Cette correction semble être aujourd'hui mise à mal. La substitution massive du capital au travail, la polarisation du marché du travail et la nouvelle compétition internationale remettent en cause les compromis à la base de la coopération sociale. Les bases sociale et économique de la redistribution verticale et horizontale se délitent. Le financement de la protection sociale par l'assurance entre en crise avec la contraction de la société salariale, la restructuration des corps et des métiers et la globalisation des marchés. La société est confrontée à une double impasse : tentée par un recours plus important à l'assurance, elle se heurte à une globalisation des marchés et une décomposition des anciens collectifs. Veut-elle recourir à l'assistance des riches aux pauvres ? Mais alors, réduire l'investissement et la spéculation qui sont au cœur de la compétition en période de faible croissance ? Soutenir la consommation qui ampute cette compétition à la concentration du pouvoir ? Car le cours des choses étant à la concentration des ressources, la compétition s'y activera et ne distinguera pas spéculation et investissement. Ou bien, la société est-elle en mesure d'élaborer les compromis sociaux lui permettant d'alterner entre l'investissement et la consommation comme moteurs de la croissance selon la conjoncture économique internationale ? Investisseurs et consommateurs feront-ils preuve d'un esprit de corps pour ce faire ? Face à cette double impasse qui affecte la redistribution verticale autant qu'horizontale, la société consumériste de classes n'a pas d'autre recours que le populisme pour faire passer la solidarité de classes avant la lutte de classes. N'est-ce pas cette solidarité qui a conduit aux deux guerres mondiales du XX° siècle ?

Quelle répartition initiale des capitaux adopter ?

La compétition sociale admet donc des conditions initiales qui dotent les individus de capitaux différents à son départ. Les sociétés de classes croient en une certaine hiérarchie sociale qui leur a jusqu'ici réussi. De sociétés guerrières, elles se sont faites marchandes conquérantes et se sont transformées en sociétés capitalistes de droit.

Les sociétés faiblement différenciées cherchent leur voie, elles n'arrivent pas à stabiliser une structure sociale, cette dotation initiale de la compétition sociale. Leur compétition interne et externe reste donc confuse. Et c'est cette confusion qu'il s'agit de lever pour permettre à la compétition de produire une ligne de progression claire. Nous sommes donc devant le problème suivant : quelle structure sociale, quelle répartition initiale des capitaux adopter qui conviennent à nos croyances et permettent à la coopération et la compétition de produire leurs meilleurs effets, le bien-être social interne et la respectabilité extérieure ?

Il semblerait qu'au sein des grandes institutions internationales il y ait comme un consensus en la matière : les sociétés qui ont banni la pauvreté des enfants grâce à des services publics de qualité sont les plus justes et les plus performantes.
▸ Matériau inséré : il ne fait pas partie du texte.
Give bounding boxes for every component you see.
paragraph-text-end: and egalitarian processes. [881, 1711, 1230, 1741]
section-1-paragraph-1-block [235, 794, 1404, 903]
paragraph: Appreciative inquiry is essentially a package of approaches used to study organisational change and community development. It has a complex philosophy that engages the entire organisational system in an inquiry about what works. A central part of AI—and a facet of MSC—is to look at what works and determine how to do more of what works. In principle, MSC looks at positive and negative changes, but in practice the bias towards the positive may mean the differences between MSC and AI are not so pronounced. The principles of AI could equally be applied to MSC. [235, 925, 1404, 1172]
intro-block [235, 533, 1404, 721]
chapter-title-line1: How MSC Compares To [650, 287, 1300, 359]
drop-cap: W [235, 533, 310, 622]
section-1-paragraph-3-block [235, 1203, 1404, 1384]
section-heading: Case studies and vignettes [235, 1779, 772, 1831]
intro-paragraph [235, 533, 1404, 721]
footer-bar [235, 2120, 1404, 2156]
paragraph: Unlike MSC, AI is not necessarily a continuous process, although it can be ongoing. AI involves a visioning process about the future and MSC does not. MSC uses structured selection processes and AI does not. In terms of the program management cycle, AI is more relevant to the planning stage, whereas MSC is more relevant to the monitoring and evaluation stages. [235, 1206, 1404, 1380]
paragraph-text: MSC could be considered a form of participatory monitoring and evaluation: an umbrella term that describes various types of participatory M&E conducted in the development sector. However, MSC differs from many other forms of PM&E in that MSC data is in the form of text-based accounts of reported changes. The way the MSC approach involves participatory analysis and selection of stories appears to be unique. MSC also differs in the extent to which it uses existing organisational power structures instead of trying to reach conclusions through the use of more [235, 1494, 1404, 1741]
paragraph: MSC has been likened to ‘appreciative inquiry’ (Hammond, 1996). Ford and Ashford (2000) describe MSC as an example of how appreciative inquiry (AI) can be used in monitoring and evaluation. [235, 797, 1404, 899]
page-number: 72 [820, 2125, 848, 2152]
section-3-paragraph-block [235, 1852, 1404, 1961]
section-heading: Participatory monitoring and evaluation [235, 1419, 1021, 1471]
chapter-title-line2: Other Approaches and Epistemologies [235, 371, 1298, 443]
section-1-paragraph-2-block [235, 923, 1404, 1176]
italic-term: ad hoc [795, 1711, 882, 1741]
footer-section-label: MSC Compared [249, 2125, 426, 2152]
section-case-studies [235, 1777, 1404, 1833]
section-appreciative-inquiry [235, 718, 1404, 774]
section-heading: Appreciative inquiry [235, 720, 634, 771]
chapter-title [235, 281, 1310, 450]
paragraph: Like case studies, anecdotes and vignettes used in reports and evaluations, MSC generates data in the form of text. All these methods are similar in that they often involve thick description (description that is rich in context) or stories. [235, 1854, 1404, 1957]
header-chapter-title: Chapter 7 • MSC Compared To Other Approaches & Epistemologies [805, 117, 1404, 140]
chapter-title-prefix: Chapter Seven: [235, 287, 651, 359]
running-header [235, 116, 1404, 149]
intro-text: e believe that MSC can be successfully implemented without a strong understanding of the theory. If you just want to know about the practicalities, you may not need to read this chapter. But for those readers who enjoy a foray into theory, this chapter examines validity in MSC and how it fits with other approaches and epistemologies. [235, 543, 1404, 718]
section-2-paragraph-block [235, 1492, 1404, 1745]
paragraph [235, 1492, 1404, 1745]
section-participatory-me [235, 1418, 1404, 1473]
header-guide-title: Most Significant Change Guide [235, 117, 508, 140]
C'est le modèle nordique qui a la palme d'or. Ces sociétés présentent cependant le caractère d'être fortement homogène ethniquement et culturellement à la différence du modèle anglo-saxon hétérogène ethniquement et culturellement, ouvert et compétitif, qui est comme impérial, mais à forte discrimination sociale et raciale. Les deux modèles procèdent de sociétés guerrières, mais à la différenciation sociale différente. On pourrait opposer les deux modèles comme on peut opposer le rang et la fonction dans une organisation hiérarchique. On pourrait donner à la société scandinave le type anthropologique du guerrier paysan, guerrier une saison et paysan une autre. Notre société aurait pour type anthropologique le pasteur guerrier ou le fellah guerrier, plus défensif et non conquérant, si l'on excepte le grand nomade. La place de l'activité guerrière n'étant pas distincte, permanente ou saisonnière, la société ne pouvait donc être conquérante, mais souvent conquise [9]. Voilà pourquoi je considère le modèle nordique (je suis tenté de parler de modèle viking) qui conserve une certaine indifférenciation de la société derrière une différenciation fonctionnelle, au contraire du modèle hiérarchique qui sépare ceux qui peuvent s'élever de ceux qui ne le peuvent pas[10], comme plus proche de notre modèle de société.

Nous avons donc besoin de stabiliser une certaine répartition initiale des ressources sans laquelle il serait vain de vouloir établir des droits de propriété clairs pour compter sur l'intensification de leur production et de leur circulation. Stabiliser une telle structure initiale dans les faits et dans nos esprits afin que les compétitions et coopérations sociales se la donnent comme point de départ et comme point d'arrivée est nécessaire pour soustraire la société à une navigation à vue qui abandonnerait son élite à l'imaginaire de la société de marché[11]. Nous devons être conscients du fait qu'une telle structure ne va pas de soi, qu'il nous faudra considérer nos préférences collectives : sommes-nous prêts à monter et défendre une structure égalitaire ou préférons-nous nous laisser aller à des préférences individuelles distinctives, jouant des inégalités. Il nous faudra répondre à la question : quelle structure, croyons-nous, peut nous assurer la paix intérieure et la paix extérieure ? Car ce n'est pas le marché qui décide de nos préférences ni des incitations que nous lui proposons pour réaliser nos préférences.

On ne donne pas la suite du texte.